Historiker sind sich uneins, wer die tatsächliche Verantwortung für die Verbrennungen trägt. John Foxe betrachtete Bonner als einen der schlimmsten Ketzerjäger, allerdings war Bonner eher daran interessiert, Verdächtige zum Widerruf zu bewegen als sie zu verbrennen. Pole berief sich zwar auf die Verbrennungen, um dem neuen Papst Paul IV. zu beweisen, dass er selbst kein Ketzer war, wurde jedoch selbst von Foxe als „keiner der blutigen, grausamen Sorte der Papisten“ bezeichnet. Pole erkannte recht schnell, wie unpopulär die Hinrichtungen waren. Allerdings kritisiert Prescott, dass er auch keinen Versuch unternahm, diesbezüglich Einfluss auf die Königin zu nehmen, die stets großen Wert auf seinen Rat legte. Gardiner, dem sehr daran gelegen war, die alte Ordnung wieder herzustellen, stimmte zwar für die Wiedereinführung der Ketzergesetze, zog sich jedoch nach der Verbrennung der wichtigsten Protestanten aus der Ketzerjagd zurück.

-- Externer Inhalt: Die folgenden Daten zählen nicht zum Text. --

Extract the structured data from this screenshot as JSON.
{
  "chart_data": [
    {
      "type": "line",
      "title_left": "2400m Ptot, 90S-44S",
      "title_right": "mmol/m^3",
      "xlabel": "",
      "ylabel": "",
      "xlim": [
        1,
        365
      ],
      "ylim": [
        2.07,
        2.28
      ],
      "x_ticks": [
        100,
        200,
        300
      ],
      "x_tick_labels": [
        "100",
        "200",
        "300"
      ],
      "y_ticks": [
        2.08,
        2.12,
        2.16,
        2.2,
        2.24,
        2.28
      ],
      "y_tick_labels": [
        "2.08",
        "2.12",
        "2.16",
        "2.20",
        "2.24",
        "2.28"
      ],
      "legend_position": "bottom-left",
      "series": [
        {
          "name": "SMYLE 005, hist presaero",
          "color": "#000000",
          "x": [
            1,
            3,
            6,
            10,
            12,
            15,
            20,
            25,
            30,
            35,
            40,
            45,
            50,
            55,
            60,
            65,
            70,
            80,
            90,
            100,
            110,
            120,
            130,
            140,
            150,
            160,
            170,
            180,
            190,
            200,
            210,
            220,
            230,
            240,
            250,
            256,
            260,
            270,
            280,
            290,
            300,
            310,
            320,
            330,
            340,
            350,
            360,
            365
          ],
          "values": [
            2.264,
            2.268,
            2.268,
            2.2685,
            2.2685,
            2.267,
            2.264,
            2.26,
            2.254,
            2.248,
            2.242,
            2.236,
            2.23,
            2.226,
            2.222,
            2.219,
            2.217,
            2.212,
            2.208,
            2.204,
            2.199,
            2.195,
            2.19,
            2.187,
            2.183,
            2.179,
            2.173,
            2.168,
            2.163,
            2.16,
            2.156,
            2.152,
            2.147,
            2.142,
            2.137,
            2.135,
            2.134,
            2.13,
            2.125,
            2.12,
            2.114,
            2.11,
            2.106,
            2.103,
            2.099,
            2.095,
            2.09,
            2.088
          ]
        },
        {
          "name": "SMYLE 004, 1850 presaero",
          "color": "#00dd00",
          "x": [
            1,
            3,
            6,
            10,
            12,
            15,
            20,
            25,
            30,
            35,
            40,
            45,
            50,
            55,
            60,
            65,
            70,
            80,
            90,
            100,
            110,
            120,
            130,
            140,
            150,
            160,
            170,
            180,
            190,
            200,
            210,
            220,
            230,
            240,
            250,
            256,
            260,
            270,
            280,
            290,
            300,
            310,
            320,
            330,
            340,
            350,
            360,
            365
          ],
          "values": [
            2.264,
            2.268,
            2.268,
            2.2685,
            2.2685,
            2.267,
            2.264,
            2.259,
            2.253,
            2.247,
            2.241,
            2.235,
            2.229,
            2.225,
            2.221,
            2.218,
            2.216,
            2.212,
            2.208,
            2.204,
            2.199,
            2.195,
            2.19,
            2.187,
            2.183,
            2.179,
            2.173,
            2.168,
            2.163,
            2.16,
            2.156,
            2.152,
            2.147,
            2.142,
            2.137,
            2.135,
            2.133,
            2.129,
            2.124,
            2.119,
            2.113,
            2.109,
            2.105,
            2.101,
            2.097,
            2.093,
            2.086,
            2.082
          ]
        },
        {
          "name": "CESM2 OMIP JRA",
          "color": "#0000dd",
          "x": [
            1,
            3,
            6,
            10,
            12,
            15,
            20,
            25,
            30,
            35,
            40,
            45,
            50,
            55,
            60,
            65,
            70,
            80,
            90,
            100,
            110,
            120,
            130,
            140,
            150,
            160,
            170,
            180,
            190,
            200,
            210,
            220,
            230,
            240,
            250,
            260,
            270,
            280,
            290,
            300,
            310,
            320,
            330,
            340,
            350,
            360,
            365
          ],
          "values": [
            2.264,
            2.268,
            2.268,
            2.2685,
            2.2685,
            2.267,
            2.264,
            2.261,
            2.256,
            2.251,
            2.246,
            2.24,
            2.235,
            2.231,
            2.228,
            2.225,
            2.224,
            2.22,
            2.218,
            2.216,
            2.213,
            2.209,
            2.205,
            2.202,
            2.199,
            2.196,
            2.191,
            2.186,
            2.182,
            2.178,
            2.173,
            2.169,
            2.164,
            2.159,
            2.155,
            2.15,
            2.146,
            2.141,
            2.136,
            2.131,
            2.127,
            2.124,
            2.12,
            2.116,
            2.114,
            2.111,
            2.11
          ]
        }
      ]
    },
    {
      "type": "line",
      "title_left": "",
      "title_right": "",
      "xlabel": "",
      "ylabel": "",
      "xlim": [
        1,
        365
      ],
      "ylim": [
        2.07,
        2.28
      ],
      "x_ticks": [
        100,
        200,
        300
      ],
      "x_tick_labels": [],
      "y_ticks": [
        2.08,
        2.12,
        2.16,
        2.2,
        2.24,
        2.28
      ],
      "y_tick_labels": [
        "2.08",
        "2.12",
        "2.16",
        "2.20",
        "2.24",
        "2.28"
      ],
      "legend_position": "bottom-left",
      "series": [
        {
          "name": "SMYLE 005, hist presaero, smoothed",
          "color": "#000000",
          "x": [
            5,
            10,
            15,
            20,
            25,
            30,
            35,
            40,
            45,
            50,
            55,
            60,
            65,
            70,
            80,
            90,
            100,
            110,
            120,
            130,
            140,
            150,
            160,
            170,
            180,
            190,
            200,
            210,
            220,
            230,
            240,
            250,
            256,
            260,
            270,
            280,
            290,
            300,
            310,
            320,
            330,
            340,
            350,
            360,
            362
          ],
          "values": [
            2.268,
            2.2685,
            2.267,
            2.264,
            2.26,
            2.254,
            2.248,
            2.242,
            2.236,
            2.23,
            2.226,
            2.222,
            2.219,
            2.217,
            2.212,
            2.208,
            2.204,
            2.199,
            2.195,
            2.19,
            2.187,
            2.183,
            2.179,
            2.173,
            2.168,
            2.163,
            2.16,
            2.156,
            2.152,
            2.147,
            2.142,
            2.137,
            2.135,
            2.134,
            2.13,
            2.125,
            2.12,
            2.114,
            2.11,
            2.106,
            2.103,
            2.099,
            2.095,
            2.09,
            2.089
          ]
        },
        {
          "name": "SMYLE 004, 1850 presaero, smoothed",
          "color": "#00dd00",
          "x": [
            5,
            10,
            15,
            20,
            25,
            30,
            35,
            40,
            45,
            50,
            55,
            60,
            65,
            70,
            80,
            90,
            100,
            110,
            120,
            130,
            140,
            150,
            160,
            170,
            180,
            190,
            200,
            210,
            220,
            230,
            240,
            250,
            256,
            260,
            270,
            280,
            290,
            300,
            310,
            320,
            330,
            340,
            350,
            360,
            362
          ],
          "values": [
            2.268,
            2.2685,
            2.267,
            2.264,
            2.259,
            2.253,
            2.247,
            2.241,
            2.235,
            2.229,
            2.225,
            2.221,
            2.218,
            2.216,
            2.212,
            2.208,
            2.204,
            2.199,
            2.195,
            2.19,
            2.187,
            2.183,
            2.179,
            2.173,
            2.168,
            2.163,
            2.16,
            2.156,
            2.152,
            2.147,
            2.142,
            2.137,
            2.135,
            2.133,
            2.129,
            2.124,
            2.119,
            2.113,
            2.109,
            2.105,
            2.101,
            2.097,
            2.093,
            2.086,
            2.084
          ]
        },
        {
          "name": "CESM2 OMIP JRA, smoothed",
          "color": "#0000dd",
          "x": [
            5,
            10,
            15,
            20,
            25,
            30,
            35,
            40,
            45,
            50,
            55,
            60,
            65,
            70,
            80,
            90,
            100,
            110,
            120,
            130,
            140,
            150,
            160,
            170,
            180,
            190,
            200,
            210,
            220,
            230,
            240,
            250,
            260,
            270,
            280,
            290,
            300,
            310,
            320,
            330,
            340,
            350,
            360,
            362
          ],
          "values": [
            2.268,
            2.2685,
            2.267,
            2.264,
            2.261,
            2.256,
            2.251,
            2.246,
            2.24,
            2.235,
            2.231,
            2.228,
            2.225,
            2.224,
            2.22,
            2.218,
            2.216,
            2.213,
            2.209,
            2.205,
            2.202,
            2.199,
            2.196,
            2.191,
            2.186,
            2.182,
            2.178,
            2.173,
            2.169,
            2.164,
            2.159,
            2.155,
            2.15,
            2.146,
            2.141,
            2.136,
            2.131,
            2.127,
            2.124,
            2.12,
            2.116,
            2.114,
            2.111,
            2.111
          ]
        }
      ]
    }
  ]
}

Bei manchen Gelegenheiten zeigten sich die weltlichen Behörden deutlich energischer in der Ketzerjagd als die Geistlichkeit. Prescott weist darauf hin, dass in den ersten sechs Monaten der Ketzerverfolgungen die Bischöfe von der Krone für angebliche Faulheit gerügt wurden, während sich diverse weltliche Richter und Sheriffs als eifrige Ketzerjäger einen Namen machten.Auch der Kronrat zeigte sich zumindest duldsam gegenüber den Hinrichtungen, denn Ratsmitglieder ermutigten Bonner, die Verfolgungen fortzusetzen.Peter Marshall weist auf die Möglichkeit hin, dass die Verbrennungen nach der Hinrichtung der prominenten Protestanten eine Eigendynamik entwickelten, hauptsächlich weil es keine klare Ausrichtung gab.
Inwieweit Maria in die Verbrennungen persönlich involviert war, lässt sich nicht mehr mit Bestimmtheit feststellen. Ihren eigenen Worten zufolge war sie dafür, die Rädelsführer zu verbrennen, das einfache Volk wollte sie allerdings lieber sanft bekehren.Marshall gibt zu bedenken, dass sie Ketzerei zutiefst verabscheute und aufgrund der Demütigungen in ihrer Jugend einen persönlichen Groll gegen Cranmer hegte. Auch berichtete der venezianische Botschafter Soranzo, wie standhaft Maria sich unter ihrem Bruder geweigert hatte, ihrem Glauben abzuschwören. „Ihr Glaube, in den sie geboren wurde, ist so stark, dass sie ihn auf dem Scheiterhaufen zur Schau gestellt hätte, hätte sich die Gelegenheit ergeben.“ Es ist daher durchaus möglich, dass Maria persönlich die Verbrennungen vorantrieb. Eine königliche Order an Bonner vom 24. Mai 1555 befahl ihm, mit Ketzern schneller zu verfahren und keine Zeit zu verschwenden. Allerdings wird von Prescott angeführt, dass Maria sich zu diesem Zeitpunkt bereits für die Geburt ihres Kindes von allen Staatsgeschäften zurückgezogen hatte. Damit besteht die Möglichkeit, dass zumindest in diesem Zeitraum sämtliche königliche Anordnungen von Philipp und dem Kronrat verabschiedet wurden.Fest steht, dass die Königin die Verfolgungen jederzeit hätte beenden können. In der protestantischen Propaganda erhielt sie daher den Spitznamen Bloody Mary, zu deutsch blutige Maria.